I even did one year treatment with sulpiride 50mg, xanax 2mg and 20mg lexapro and decided to stop taking all medicines. Today I'm a sex machine, absolutely no problems with libido, constantlu smoking marijuana (could not smoke without having panic attacks) and what I can say to you is: don't give up, and seek to understand more about yourself. The best way to do this is to write, write what you feel, why you feel it, when you began to feel that way. Each one of you have your own journey. You'll get better only when start understanding about yourself, there is no cure, miracle supplement. Meditation and exercise are good but are not the cure. What really will heal you is your own mind, the way you think and face life. I recommend watching the movie "Waking Life" I began to improve considerably from the moment I got the message the movie passes. I just returned from the best weekend of my life and I can say I've never been so happy and I can guarantee that all of you will reach it.

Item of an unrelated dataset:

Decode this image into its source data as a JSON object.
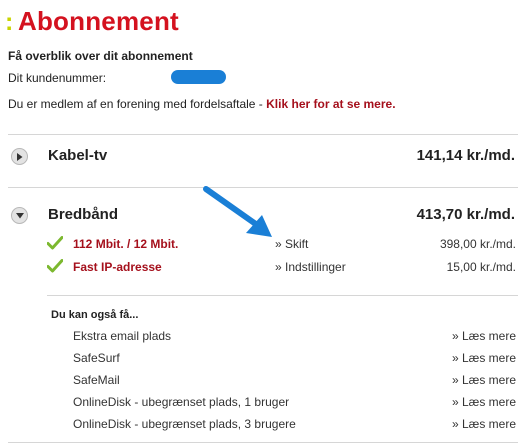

if you have any specific questions, feel free to ask. I will try to help the most but know: yes, it's possible to return to normal, it is even possible to be better than before.


Stay strong.
 
I think saying this is 100% psychological is going way too far. Conversely, saying this is 100% brain damage is also going way too far. Cotcha had a good post about this earlier. Neural alterations he was talking about are not "damage" in the strictest sense. These neural pathways are themselves a biological thing. And just because psychological therapies work doesn't mean its 100% psychological when there could be a real biological thing going on which ultimately creates the symptoms. Problem is, we don't understand completely what that is beyond a few potential theories but that doesn't mean its psychological. Neuroplasticity is also a biological thing which can be influenced through psychological means.

Like cotcha said, the line between biology/psychology gets "blurry".
 
Has anyone had success in decreasing brain zaps? I've heard fish oil and b12 can help but I haven't tried them long enough to tell a difference (3 days). My boyfriend gets them worse than I do but he still rolls and I'm scared to tell him to take fish oil or b12 if it'll have a reaction when he rolls.